Applejack’s hat was soaked in the pouring rain. The brim drooped from the weight of the absorbed water, dropping water onto Applejack’s mane. It was a miserable feeling as the cold water dripped down her back, chilling her to the bone as she and Big Mac walked home from the hospital. They walked down the muddy path that led to the barn. They shook the water out of their coats as soon as they reached the porch. Applejack took her hat off and set it by the fireplace mantle to dry. Afterwards, she reached into her saddlebag and pulled out the poster. It was a bit wet around the top where water had leaked into her saddlebag. The flier unfurled with a wet slap against the dining room table. As Big Mac set out a pot of oats, a familiar feeling rocked Applejack to her core. She grimaced as she felt like sinking to the floor, but pushed off the feeling and put on a straight face as she sat down to dinner with her brother. Applejack couldn’t stand her brother’s silence as he ate. He simply closed his eyes and chewed as if he wasn’t aware of what was happening. To some extent that was true. Big Mac liked to take on his tasks one at a time. Right now, the task was to eat. Applejack wolfed down her food and pushed her bowl away and continued to wait in unbearable silence for Big Mac to finish. Once he did, AJ pulled the poster in front of him impatiently. Big Mac just stared at it for a while and sighed.
“Well? Is that all ya’ gotta say?” asked Applejack indignantly.
“Sis.” He began slowly.
“Don’t ‘sis’ me Big Mac, I’m not a filly anymore!”
“But you do know that with a prize comes a wager, AJ. And I don’t know if we can afford to gamble.”
“Can we afford Applebloom’s operation?” Applejack retorted. “And besides, we’re both athletes! We can win it! Around fifty racers are gonna run that race, and the entrance fee for each pony is two-hundred and fifty bits. If either of us wins, do you know how much we would win?” she asked in amazement. Big Mac didn’t even flinch. “Twelve thousand, five-hundred bits!” she exclaimed.
“Only twelve thousand bits.” He said plainly. “Don’t forget we pay five-hundreds bits to get in.”
“Oh don’t go using yer’ fancy mathematics on me again!”
“Arithmetic.” He corrected.
“Whatever it is!” she shouted in a huff. “That takes care of all our problems!” she paused. Big Mac still didn’t look convinced. He kept staring at the floor with a calculating scowl like the gears in his head were still trying to find another way.

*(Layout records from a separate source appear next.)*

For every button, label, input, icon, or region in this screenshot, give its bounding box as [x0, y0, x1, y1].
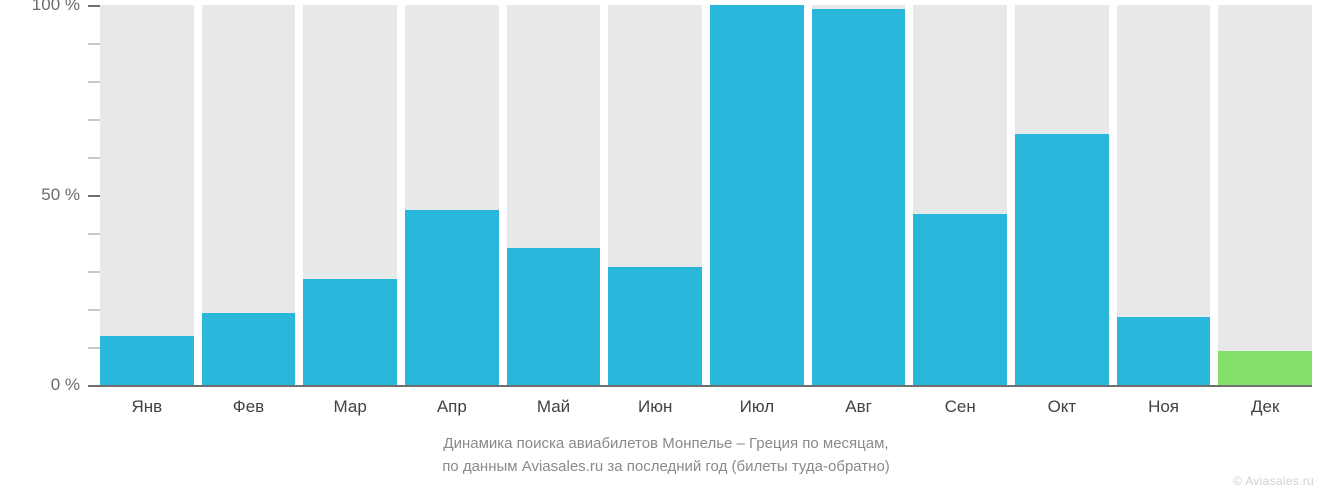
x-label-Фев: Фев — [202, 397, 296, 417]
x-label-Июл: Июл — [710, 397, 804, 417]
bar-value — [710, 5, 804, 385]
x-label-Ноя: Ноя — [1117, 397, 1211, 417]
bar-value — [608, 267, 702, 385]
bar-value — [202, 313, 296, 385]
bar-Ноя — [1117, 5, 1211, 385]
watermark: © Aviasales.ru — [1233, 474, 1314, 488]
bar-background — [100, 5, 194, 385]
y-tick-label: 0 % — [51, 375, 80, 395]
y-tick-label: 50 % — [41, 185, 80, 205]
y-minor-tick — [88, 309, 100, 311]
bar-Дек — [1218, 5, 1312, 385]
bar-Июл — [710, 5, 804, 385]
caption-line-1: Динамика поиска авиабилетов Монпелье – Г… — [443, 435, 888, 452]
bar-value — [1117, 317, 1211, 385]
x-label-Мар: Мар — [303, 397, 397, 417]
x-label-Июн: Июн — [608, 397, 702, 417]
x-label-Окт: Окт — [1015, 397, 1109, 417]
chart-caption: Динамика поиска авиабилетов Монпелье – Г… — [0, 433, 1332, 478]
bar-value — [1218, 351, 1312, 385]
bar-value — [303, 279, 397, 385]
y-minor-tick — [88, 81, 100, 83]
bars-container — [100, 5, 1312, 385]
x-axis-baseline — [100, 385, 1312, 387]
bar-Май — [507, 5, 601, 385]
bar-value — [405, 210, 499, 385]
bar-value — [507, 248, 601, 385]
bar-Авг — [812, 5, 906, 385]
x-label-Апр: Апр — [405, 397, 499, 417]
y-minor-tick — [88, 43, 100, 45]
bar-value — [1015, 134, 1109, 385]
bar-background — [1218, 5, 1312, 385]
y-tick-label: 100 % — [32, 0, 80, 15]
y-minor-tick — [88, 157, 100, 159]
y-minor-tick — [88, 271, 100, 273]
x-label-Сен: Сен — [913, 397, 1007, 417]
y-minor-tick — [88, 347, 100, 349]
bar-Окт — [1015, 5, 1109, 385]
x-label-Май: Май — [507, 397, 601, 417]
bar-Апр — [405, 5, 499, 385]
bar-Сен — [913, 5, 1007, 385]
y-major-tick — [88, 195, 100, 197]
x-label-Янв: Янв — [100, 397, 194, 417]
caption-line-2: по данным Aviasales.ru за последний год … — [442, 458, 890, 475]
y-major-tick — [88, 385, 100, 387]
bar-Янв — [100, 5, 194, 385]
y-minor-tick — [88, 233, 100, 235]
bar-value — [812, 9, 906, 385]
plot-area — [100, 5, 1312, 385]
x-label-Авг: Авг — [812, 397, 906, 417]
bar-Мар — [303, 5, 397, 385]
y-major-tick — [88, 5, 100, 7]
bar-value — [100, 336, 194, 385]
x-label-Дек: Дек — [1218, 397, 1312, 417]
bar-value — [913, 214, 1007, 385]
bar-Июн — [608, 5, 702, 385]
monthly-search-chart: 0 % 50 % 100 % Янв Фев Мар Апр Май Июн Июл Авг Сен… — [0, 0, 1332, 502]
y-minor-tick — [88, 119, 100, 121]
x-axis-labels: Янв Фев Мар Апр Май Июн Июл Авг Сен Окт Ноя Дек — [100, 397, 1312, 417]
bar-Фев — [202, 5, 296, 385]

She went up beside him and sat down to eye level.
“Please, Big Mac.” She said meekly. “I just wanna help Applebloom.”
“Don’t you wanna do the same?”
Big Macintosh took a deep breath and sighed. At first he wore a look of defeat. How could he possibly refute an argument with such heart wrenching pathos? But then looked up with his face full of conviction; a whole new look that almost startled AJ.
“Alright.” He stated firmly. “We’ll do it. We’ll win that race.” Applejack leapt up and hugged Big Mac and squealed with joy. Big Mac smiled, but pushed her back gently and said, “But we train, ya’ hear? And we train hard if we’re gonna win this.” He didn’t need to tell Applejack twice. Together, the two would stop at nothing to win.
“You won’t regret this!” exclaimed Applejack, unable to contain her excitement.
“Then let’s get some sleep, eh champ?” To her surprise, Applejack yawned at the offer.
“Boy howdy!” she whistled. “Guess I didn’t know how tired I really was!” They both laughed and started to their rooms. Applejack entered her room and started to shut the door behind her. Big Mac held it and wished her good night.
“Night’, Big Mac!”
“May the best pony win!” he said with a wink. The smile on Applejack’s face immediately disappeared and was replaced by a look of fright and terror. Big Mac didn’t notice and slammed the door with a bit more force than he meant to. Applejack limped over to her bed and sank under the covers as her stomach decided to put on an acrobatic show with twists and turns into anxious knots that was sure to keep AJ up all night.
The rain outside pitter-pattered against the window.